DCPROMO fails with error "Access is denied" if the user does the promotion isn't granted the "trusted for delegation" user right

Question

I need to transfer FSMO roles from Windows Server 2012 R2 to Windows Server 2019. It works well with clean Datacenter editions of both systems but not with existing Windows Server 2012 R2 Essentials.

There are existing Windows Server 2012 R2 Essentials with an FSMO role. I have added new Windows Server 2019 Essentials to the domain to which I need t transfer FSMO and installed AD-Domain-Services. When I execute:

Install-ADDSDomainController
-CreateDnsDelegation:$false
-NoGlobalCatalog:$true
-InstallDns:$true
-DomainName "mydomain.com"
-SiteName "Default-First-Site-Name"
-ReplicationSourceDC "server2012.mydomain.com"
-DatabasePath "C:\Windows\NTDS"
-LogPath "C:\Windows\NTDS"
-NoRebootOnCompletion:$true
-SysvolPath "C:\Windows\SYSVOL"
-Force:$true

it fails with error: DCPROMO fails with the error "Access is denied" if the user does the promotion isn't granted the "trusted for delegation" user right

I have checked the Microsoft article => my actions: https://learn.microsoft.com/cs-CZ/troubleshoot/windows-server/identity/access-denied-error-occurs-dcpromo

the recommendation is the article:

1. Verify that the default domain controllers policy exists in Active Directory (AD). => yes it exists
2. Verify that the user account does the DCPROMO operation has been granted the "Enable computer and user accounts to be trusted for delegation" user right in the default domain controllers policy. => User is in Enterprise Administrators, Administrators, Domain Administrators, and Schema Masters groups. I have tried to grant the user right for Administrators and Domain Administrators groups, but it did not help.
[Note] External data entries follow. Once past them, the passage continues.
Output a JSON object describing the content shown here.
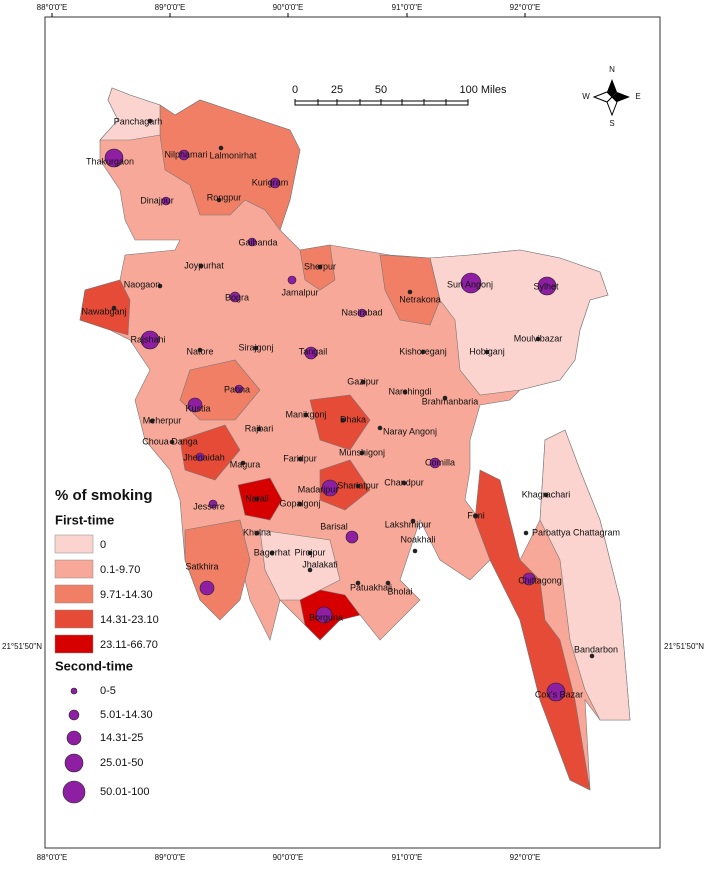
{
  "coordinates": {
    "top": [
      "88°0'0\"E",
      "89°0'0\"E",
      "90°0'0\"E",
      "91°0'0\"E",
      "92°0'0\"E"
    ],
    "bottom": [
      "88°0'0\"E",
      "89°0'0\"E",
      "90°0'0\"E",
      "91°0'0\"E",
      "92°0'0\"E"
    ],
    "left": "21°51'50\"N",
    "right": "21°51'50\"N"
  },
  "scale_bar": {
    "labels": [
      "0",
      "25",
      "50",
      "100 Miles"
    ]
  },
  "compass": {
    "north": "N",
    "south": "S",
    "east": "E",
    "west": "W"
  },
  "legend": {
    "title": "% of smoking",
    "first_time": {
      "title": "First-time",
      "classes": [
        {
          "label": "0",
          "color": "#fbd3cf"
        },
        {
          "label": "0.1-9.70",
          "color": "#f7a898"
        },
        {
          "label": "9.71-14.30",
          "color": "#f17f66"
        },
        {
          "label": "14.31-23.10",
          "color": "#e54b37"
        },
        {
          "label": "23.11-66.70",
          "color": "#d60000"
        }
      ]
    },
    "second_time": {
      "title": "Second-time",
      "color": "#8e1fa3",
      "classes": [
        "0-5",
        "5.01-14.30",
        "14.31-25",
        "25.01-50",
        "50.01-100"
      ]
    }
  },
  "districts": [
    "Panchagarh",
    "Thakurgaon",
    "Nilphamari",
    "Lalmonirhat",
    "Kurigram",
    "Dinajpur",
    "Rongpur",
    "Gaibanda",
    "Joypurhat",
    "Naogaon",
    "Sherpur",
    "Jamalpur",
    "Sun Angonj",
    "Sylhet",
    "Netrakona",
    "Bogra",
    "Nawabganj",
    "Nasirabad",
    "Rajshahi",
    "Natore",
    "Sirajgonj",
    "Tangail",
    "Kishoreganj",
    "Hobiganj",
    "Moulvibazar",
    "Gazipur",
    "Pabna",
    "Narshingdi",
    "Kustia",
    "Brahmanbaria",
    "Manikgonj",
    "Dhaka",
    "Meherpur",
    "Rajbari",
    "Naray Angonj",
    "Choua Danga",
    "Jhenaidah",
    "Faridpur",
    "Munshigonj",
    "Comilla",
    "Magura",
    "Madaripur",
    "Shariatpur",
    "Chandpur",
    "Khagrachari",
    "Jessore",
    "Narail",
    "Gopalgonj",
    "Feni",
    "Khulna",
    "Barisal",
    "Lakshmipur",
    "Noakhali",
    "Parbattya Chattagram",
    "Bagerhat",
    "Pirojpur",
    "Jhalakati",
    "Satkhira",
    "Patuakhali",
    "Bholai",
    "Chittagong",
    "Borguna",
    "Bandarbon",
    "Cox's Bazar"
  ]
}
When I run whoami /all, it shows SeEnableDelegationPrivilege Disabled.
3. Verify that the default domain controllers policy is linked to the domain controllers OU and that all DC machine accounts stay in that OU.=> there is just one OU - Domain Controllers and the only Windows 2012 R2 Server is there.
4. Verify that the file system portion of the default domain controllers policy exists in the SYSVOL share of the DC being used to apply policy on the computer being promoted or demoted. => there is just one DC there.
5. The default domain policy or policy, in general, isn't applying to the logged-on user => it is applied to the user. gpupdate /force applies the changes in domain policy

Both servers have unchecked "Protect object from accidental deletion".

I have not found any other reasonable root cause of the error.
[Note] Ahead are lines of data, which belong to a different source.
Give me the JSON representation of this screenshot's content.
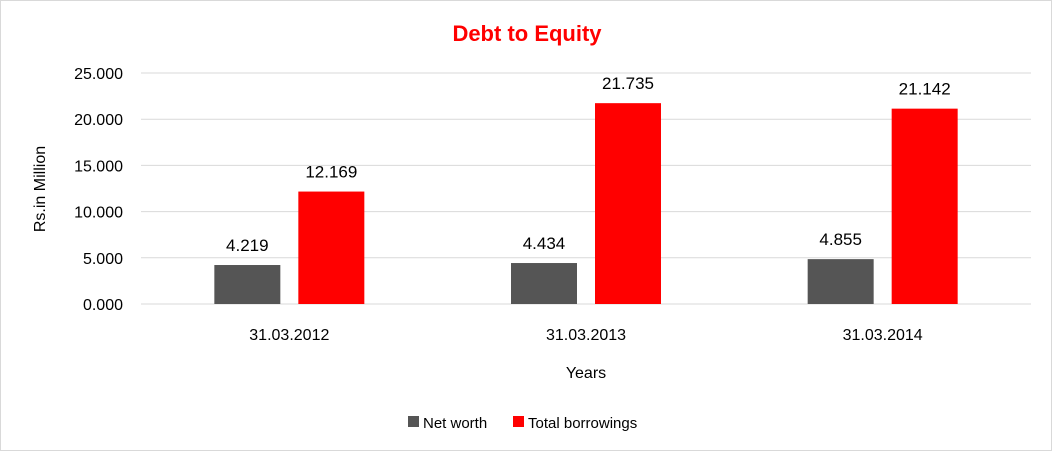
{
  "chart_data": {
    "type": "bar",
    "title": "Debt to Equity",
    "xlabel": "Years",
    "ylabel": "Rs.in Million",
    "categories": [
      "31.03.2012",
      "31.03.2013",
      "31.03.2014"
    ],
    "series": [
      {
        "name": "Net worth",
        "values": [
          4.219,
          4.434,
          4.855
        ],
        "labels": [
          "4.219",
          "4.434",
          "4.855"
        ],
        "color": "#555555"
      },
      {
        "name": "Total borrowings",
        "values": [
          12.169,
          21.735,
          21.142
        ],
        "labels": [
          "12.169",
          "21.735",
          "21.142"
        ],
        "color": "#ff0000"
      }
    ],
    "ylim": [
      0,
      25
    ],
    "yticks": [
      "0.000",
      "5.000",
      "10.000",
      "15.000",
      "20.000",
      "25.000"
    ],
    "grid": true,
    "legend": "bottom",
    "title_color": "#ff0000",
    "grid_color": "#d9d9d9"
  }
}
What could be done further or what could be the potential root cause of the issues, please?

Answer 1

When KB5008102 (November 2021) is applied, this error will also occur if a user who is not in the "Domain Admins" global group tries to promote a domain controller. The update blocks the UAC settings up date with a message (on the DC you are replicating from/trying to update the computer object against):

The security account manager blocked a non-administrator from creating an Active Directory account in this domain with mismatched objectClass and userAccountControl account type flags.

Details:

Account name: NEWDCNAME$
Account objectClass: domainDNS
userAccountControl: 8448
Caller address: xx.xx.xx.xx:yyyy
Caller SID: S-1-5-21-YourAccountSID

Microsoft seems to have forgotten that Enterprise Admins should be considered admins in all the domains in a forest.

For instance, if you are trying to promote a new DC in a child domain with an Enterprise Admin account in the parent domain, this will now fail with this update. You have to create an account in the child domain, add it to the domain admins global group, and then do the promotion.